Tarini thinks this domination may be in part why outside society failed to help the boys no matter how obvious it was that they were being abused. Former student Rock Savoie, who was at the institute in the late 1950s, told Radio-Canada he was anally raped a number of times. He would be sent to hospital with a torn anus, treated and then sent back to the institute. “The nurses gave me candy,” he said. (Savoie and Chalifoux communicated using sign language which an interpreter then translated into speech.)

Tarini said the allegations of abuse at the school stretch from 1942 to 1982.

“I used to say that not every priest was an abuser, that there were some bad ones, but now I think that those who were not pedophiles must have known what was going on and they didn’t say anything. Damn them all.”

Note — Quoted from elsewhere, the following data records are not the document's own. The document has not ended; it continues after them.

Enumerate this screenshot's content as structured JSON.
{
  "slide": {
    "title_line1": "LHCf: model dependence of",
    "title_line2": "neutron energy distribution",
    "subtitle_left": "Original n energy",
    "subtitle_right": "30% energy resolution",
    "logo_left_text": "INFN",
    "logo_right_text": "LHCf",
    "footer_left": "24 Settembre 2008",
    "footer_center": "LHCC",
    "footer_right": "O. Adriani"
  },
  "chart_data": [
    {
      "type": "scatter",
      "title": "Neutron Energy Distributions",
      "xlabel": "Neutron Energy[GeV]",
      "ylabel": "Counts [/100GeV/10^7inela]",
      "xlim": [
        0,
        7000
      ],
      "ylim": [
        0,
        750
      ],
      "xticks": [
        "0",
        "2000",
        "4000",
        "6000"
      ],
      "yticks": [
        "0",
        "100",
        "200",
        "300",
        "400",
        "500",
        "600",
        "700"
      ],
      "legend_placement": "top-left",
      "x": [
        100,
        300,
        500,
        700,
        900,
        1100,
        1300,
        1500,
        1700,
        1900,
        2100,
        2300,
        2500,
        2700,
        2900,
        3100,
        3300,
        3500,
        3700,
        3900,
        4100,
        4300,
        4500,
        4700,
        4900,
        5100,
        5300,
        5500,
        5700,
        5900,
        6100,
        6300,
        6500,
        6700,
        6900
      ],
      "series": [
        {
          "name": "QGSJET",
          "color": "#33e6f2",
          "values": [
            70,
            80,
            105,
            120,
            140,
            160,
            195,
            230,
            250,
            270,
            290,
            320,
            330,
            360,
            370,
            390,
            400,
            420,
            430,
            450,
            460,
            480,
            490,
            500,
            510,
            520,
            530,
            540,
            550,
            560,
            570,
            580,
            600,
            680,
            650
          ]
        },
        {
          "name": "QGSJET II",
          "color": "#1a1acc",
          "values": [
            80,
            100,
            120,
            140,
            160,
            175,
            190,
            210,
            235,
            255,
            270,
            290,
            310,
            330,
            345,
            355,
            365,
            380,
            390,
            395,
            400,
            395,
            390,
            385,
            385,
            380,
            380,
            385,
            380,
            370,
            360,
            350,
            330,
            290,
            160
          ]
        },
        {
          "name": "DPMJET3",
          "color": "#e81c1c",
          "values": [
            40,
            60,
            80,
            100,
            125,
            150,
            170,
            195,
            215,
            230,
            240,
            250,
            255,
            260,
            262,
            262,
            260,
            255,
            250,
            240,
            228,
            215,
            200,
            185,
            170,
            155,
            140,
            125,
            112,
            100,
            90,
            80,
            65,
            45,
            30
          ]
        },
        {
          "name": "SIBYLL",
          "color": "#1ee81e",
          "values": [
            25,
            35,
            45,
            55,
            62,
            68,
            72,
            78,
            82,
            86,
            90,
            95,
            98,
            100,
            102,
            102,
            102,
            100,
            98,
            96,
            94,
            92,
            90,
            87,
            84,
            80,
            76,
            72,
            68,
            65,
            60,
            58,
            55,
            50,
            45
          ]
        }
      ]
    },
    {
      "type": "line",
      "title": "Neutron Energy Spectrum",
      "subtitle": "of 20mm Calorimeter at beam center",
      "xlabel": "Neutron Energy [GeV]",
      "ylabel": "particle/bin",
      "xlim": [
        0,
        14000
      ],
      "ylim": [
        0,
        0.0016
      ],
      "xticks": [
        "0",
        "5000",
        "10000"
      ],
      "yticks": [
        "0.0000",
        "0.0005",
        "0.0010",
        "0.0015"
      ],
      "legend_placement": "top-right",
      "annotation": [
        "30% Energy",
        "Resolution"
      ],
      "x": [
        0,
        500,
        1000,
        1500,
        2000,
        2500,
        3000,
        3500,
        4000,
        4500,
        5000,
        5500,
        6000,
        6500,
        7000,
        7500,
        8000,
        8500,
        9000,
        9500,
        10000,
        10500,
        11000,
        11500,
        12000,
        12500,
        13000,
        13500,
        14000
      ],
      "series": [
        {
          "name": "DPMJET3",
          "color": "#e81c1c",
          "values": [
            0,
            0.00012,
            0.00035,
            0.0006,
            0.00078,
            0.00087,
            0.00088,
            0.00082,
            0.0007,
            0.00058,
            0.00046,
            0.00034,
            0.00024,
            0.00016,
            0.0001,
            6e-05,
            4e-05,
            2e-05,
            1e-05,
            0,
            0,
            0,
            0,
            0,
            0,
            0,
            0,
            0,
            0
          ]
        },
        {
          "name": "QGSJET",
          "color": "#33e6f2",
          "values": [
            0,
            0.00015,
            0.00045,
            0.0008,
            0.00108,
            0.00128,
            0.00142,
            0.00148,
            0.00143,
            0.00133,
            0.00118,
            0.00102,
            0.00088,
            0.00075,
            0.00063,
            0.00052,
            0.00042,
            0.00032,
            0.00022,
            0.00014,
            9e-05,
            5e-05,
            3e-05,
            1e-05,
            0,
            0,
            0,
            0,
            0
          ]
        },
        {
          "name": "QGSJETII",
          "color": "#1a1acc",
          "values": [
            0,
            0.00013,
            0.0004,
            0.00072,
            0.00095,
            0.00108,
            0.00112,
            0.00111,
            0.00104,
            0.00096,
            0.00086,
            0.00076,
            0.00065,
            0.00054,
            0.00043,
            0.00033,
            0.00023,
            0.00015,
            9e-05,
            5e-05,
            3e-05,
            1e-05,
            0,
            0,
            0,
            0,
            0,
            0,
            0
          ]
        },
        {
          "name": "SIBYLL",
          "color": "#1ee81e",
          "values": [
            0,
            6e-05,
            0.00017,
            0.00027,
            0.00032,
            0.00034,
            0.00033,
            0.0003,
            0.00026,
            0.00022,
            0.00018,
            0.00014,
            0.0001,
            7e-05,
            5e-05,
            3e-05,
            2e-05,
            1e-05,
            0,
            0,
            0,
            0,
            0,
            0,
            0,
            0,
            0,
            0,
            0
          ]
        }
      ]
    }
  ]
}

Tarini also thinks the Clercs de Saint-Viateur have no right to the money they were paid, $7 million according to Radio-Canada, when they sold the former institute to a private developer. “That money was raised by the community,” said Tarini. “The priests would come around saying, ‘Give generously,’ and now they’re keeping the money.” The Clercs de Saint-Viateur did not respond to a request for reaction to the allegations aired on Radio-Canada.

France Bédard, 65, is helping to organize a protest demonstration Sunday by men and women who say they were abused by members of religious orders. She expects a large turnout. Bédard said she herself was raped by a priest and became pregnant as a 17-year-old when she worked in a presbytery. She did not see the son she gave birth to for 30 years.

As part of her own struggle for justice, during which she stumbled over a Quebec law requiring victims file complaints within a prescribed period, Bédard founded the association for victims of priests as a support network for victims. “Three times as many men call us as women,” said Bédard, who said that hundreds of victims have sought the association’s help. “These boys were abused while doing their studies,” she said. “That’s proof that priests were involved. They were the teachers. For men to come forward and say they were abused is very, very difficult. It raises the taboo of homosexuality. But what matters is to not be silent any longer.”